L'industrie devrait économiser la plus grande quantité de gaz, à environ 26 %, ou la remplacer par d'autres sources d'énergie. Mais là aussi, les auteurs de l'étude sont optimistes, notant que la forte baisse de la consommation de gaz industriels cet été a souligné la capacité des entreprises à réaliser des économies. Dans de nombreuses régions, la production peut être maintenue avec d'autres sources d'énergie si le gaz est remplacé, par le mazout par exemple.

Christian Seyfert, qui dirige l'Association allemande des consommateurs d'énergie industriels (VIK), a averti que l'industrie du pays souffrira le plus cet hiver.

"Dans l'ensemble, les perspectives du marché allemand et de l'industrie sont très désastreuses", a-t-il déclaré à CBS News. "Cela est dû à l'inflation et à la flambée des prix de l'essence."

"Nous devons réactiver les centrales au charbon et envisager de rallumer nos centrales nucléaires", a déclaré Seyfert. "Nous devons faire tout ce qu'il faut pour soutenir notre économie déjà tendue."

L'Allemagne a décidé il y a quelques décennies de sortir de l'énergie nucléaire. Seules trois de ses six centrales nucléaires restent en activité et elles devraient être mises hors service d'ici la fin de 2022. Seyfert estime que l'arrêt devrait être reporté.

Les dernières statistiques officielles montrent que la Norvège a déjà remplacé la Russie en tant que premier fournisseur de gaz de l'Allemagne, sa part atteignant 38 % de toutes les importations en août. Les importations en provenance des Pays-Bas et de Belgique ont également augmenté ces derniers mois.

Des représentants de l'Union européenne ont eu des entretiens avec les États-Unis, le Qatar, la Norvège, l'Algérie et Israël pour garantir de nouveaux approvisionnements.

Historiquement, la Russie a représenté environ 35 % de l'approvisionnement global en gaz de l'Europe, mais cela évolue rapidement.

La France bénéficie d'une certaine protection contre la crise du gaz en Europe car elle dépend beaucoup plus de l'énergie nucléaire nationale. Il dispose également de trois terminaux de gaz naturel liquéfié (GNL) et d'un gazoduc direct depuis la Norvège.

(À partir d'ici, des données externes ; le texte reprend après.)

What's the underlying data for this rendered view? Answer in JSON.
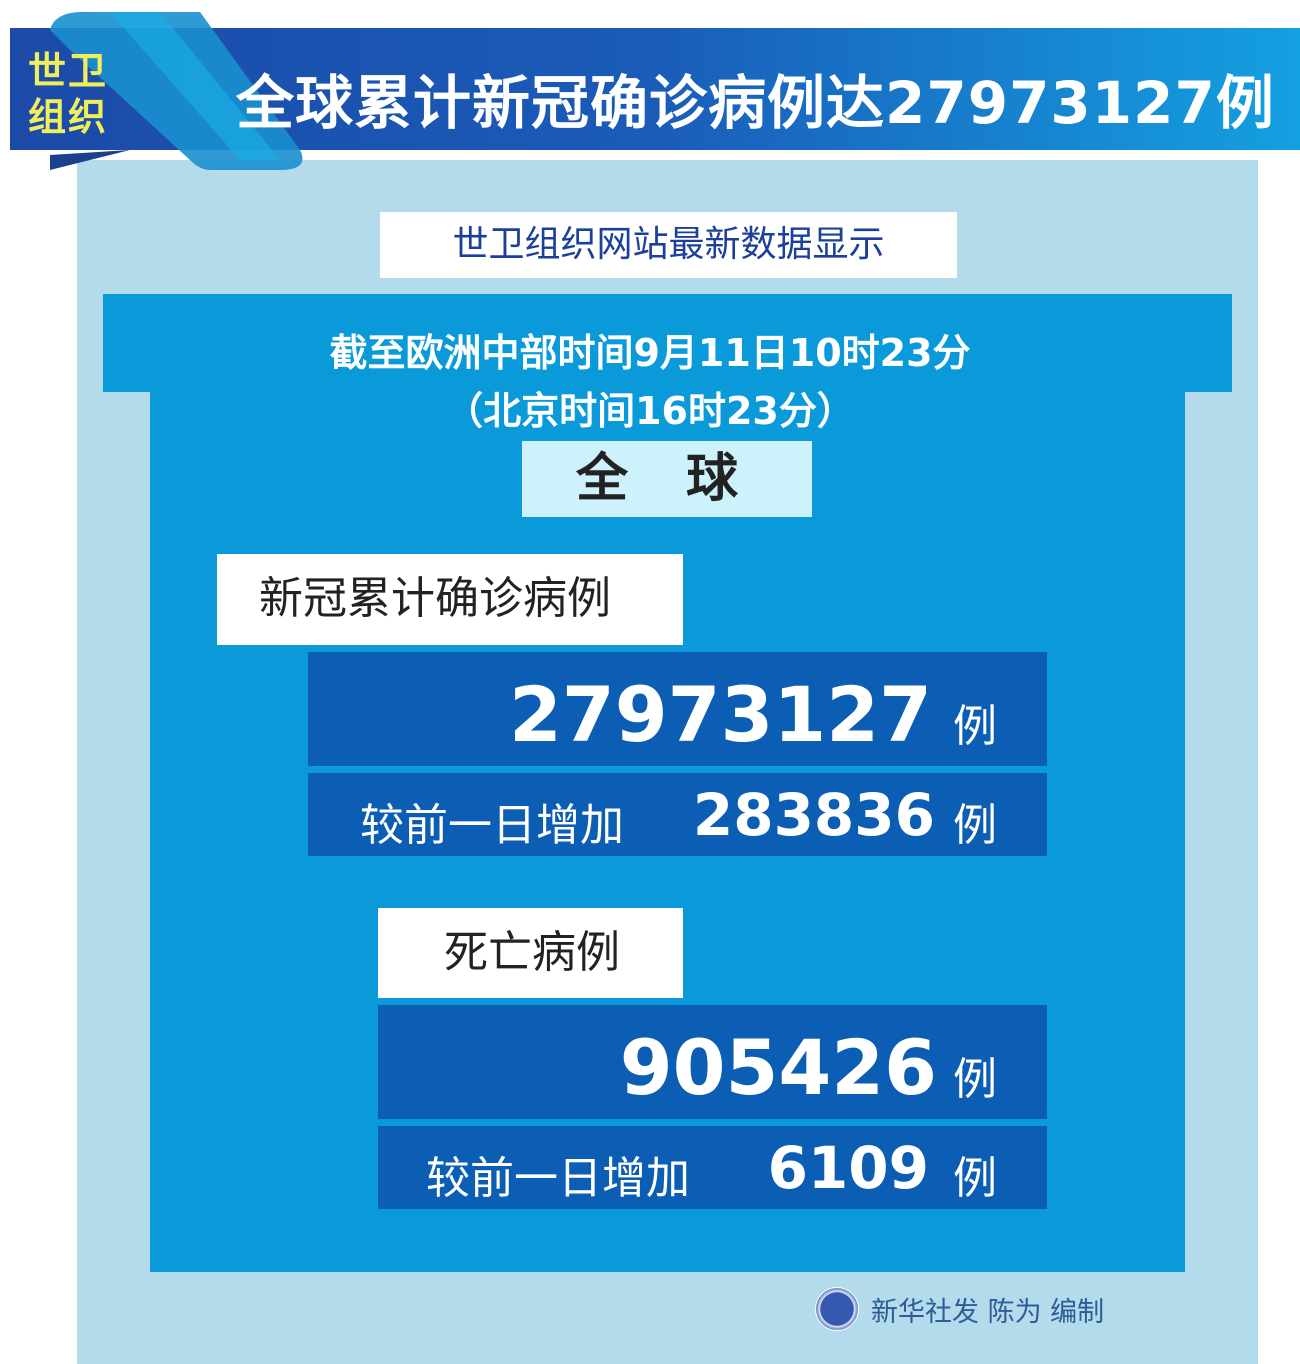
{
  "header": {
    "badge_line1": "世卫",
    "badge_line2": "组织",
    "title": "全球累计新冠确诊病例达27973127例"
  },
  "subtitle": "世卫组织网站最新数据显示",
  "timestamp": {
    "cet": "截至欧洲中部时间9月11日10时23分",
    "beijing": "（北京时间16时23分）"
  },
  "scope": "全 球",
  "confirmed": {
    "label": "新冠累计确诊病例",
    "total": "27973127",
    "unit": "例",
    "increase_label": "较前一日增加",
    "increase": "283836"
  },
  "deaths": {
    "label": "死亡病例",
    "total": "905426",
    "unit": "例",
    "increase_label": "较前一日增加",
    "increase": "6109"
  },
  "footer": {
    "credit": "新华社发 陈为 编制",
    "logo_icon": "xinhua-logo"
  },
  "colors": {
    "header": "#1c4aa8",
    "panel": "#0a9ad9",
    "dark_box": "#0b5eb3",
    "background": "#b3dbec",
    "badge_text": "#f1ee5c"
  }
}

L'Italie a conclu de nouveaux accords d'approvisionnement en gaz avec l'Algérie, le Qatar et l'Azerbaïdjan, et les importations russes représentent désormais 21 % des besoins énergétiques du pays, contre 29 % l'an dernier.

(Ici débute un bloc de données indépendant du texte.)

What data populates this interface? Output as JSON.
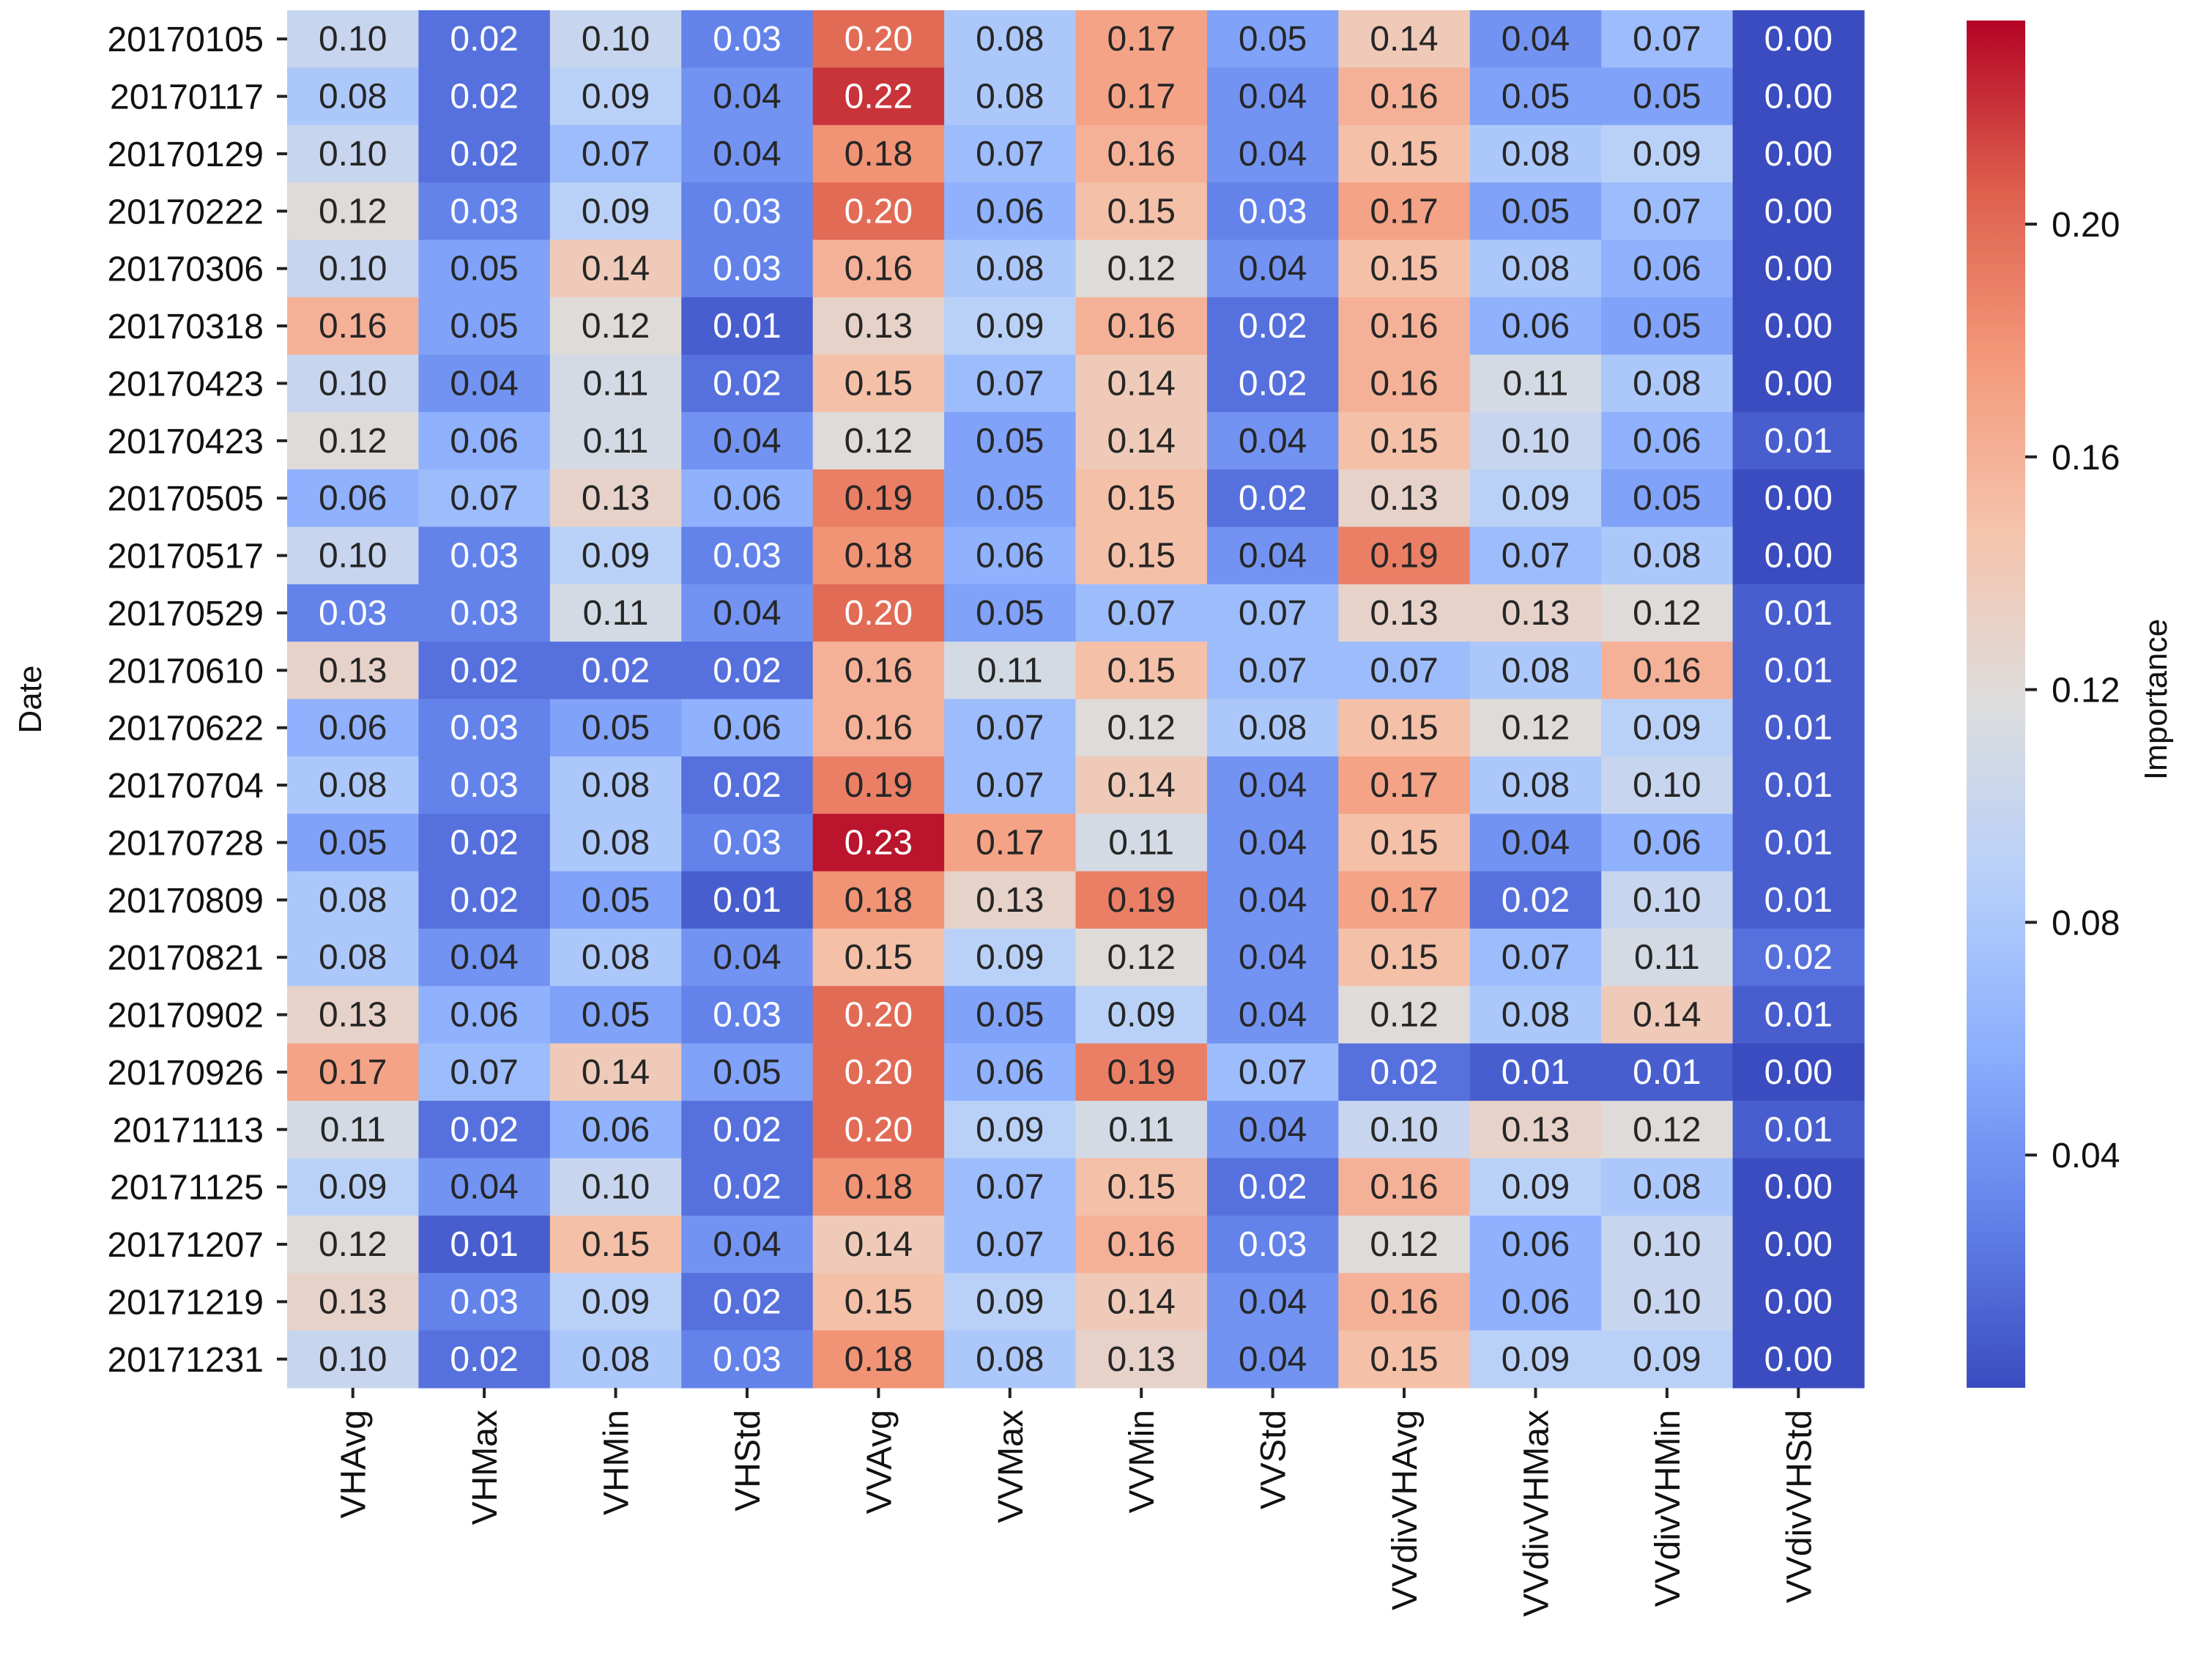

L'Espagne et le Portugal sont dans une position encore meilleure car ils dépendent très peu de l'énergie russe et fournissent même du gaz à d'autres pays de l'UE. L'Espagne joue un rôle de plus en plus important sur le marché européen du GNL, avec ses propres six terminaux.

Le Danemark et la Suède sont largement autosuffisants en énergie.

La Grande-Bretagne dispose également d'un approvisionnement stable à partir de ses propres gisements de gaz et de ses voisins européens, et n'a compté sur la Russie que pour environ 4 % de son approvisionnement l'année dernière.

Mais ce n'est pas parce que des pays d'Europe et du monde peuvent garantir un approvisionnement suffisant qu'ils ne paieront pas par le nez pour cela.

Les marchés de l'énergie sont mondiaux, et la forte réduction des approvisionnements de la Russie vers ses voisins, ainsi que les préoccupations de sécurité globales au milieu des affrontements de l'Occident avec la Russie et la Chine, ont déjà eu un impact dramatique, faisant monter les prix en flèche.

"La situation actuelle à laquelle est confronté le Royaume-Uni n'est pas une question de sécurité d'approvisionnement en gaz, mais de prix élevés du gaz fixés par les marchés internationaux", déclare le gouvernement britannique dans une "fiche d'information" sur l'énergie et la guerre en Ukraine.

Ainsi, bien que la sécurité du gaz ne soit pas une préoccupation immédiate pour les gouvernements européens cet hiver, même si la Russie garde le robinet fermé, de nombreuses personnes et entreprises auront du mal à se payer le carburant disponible.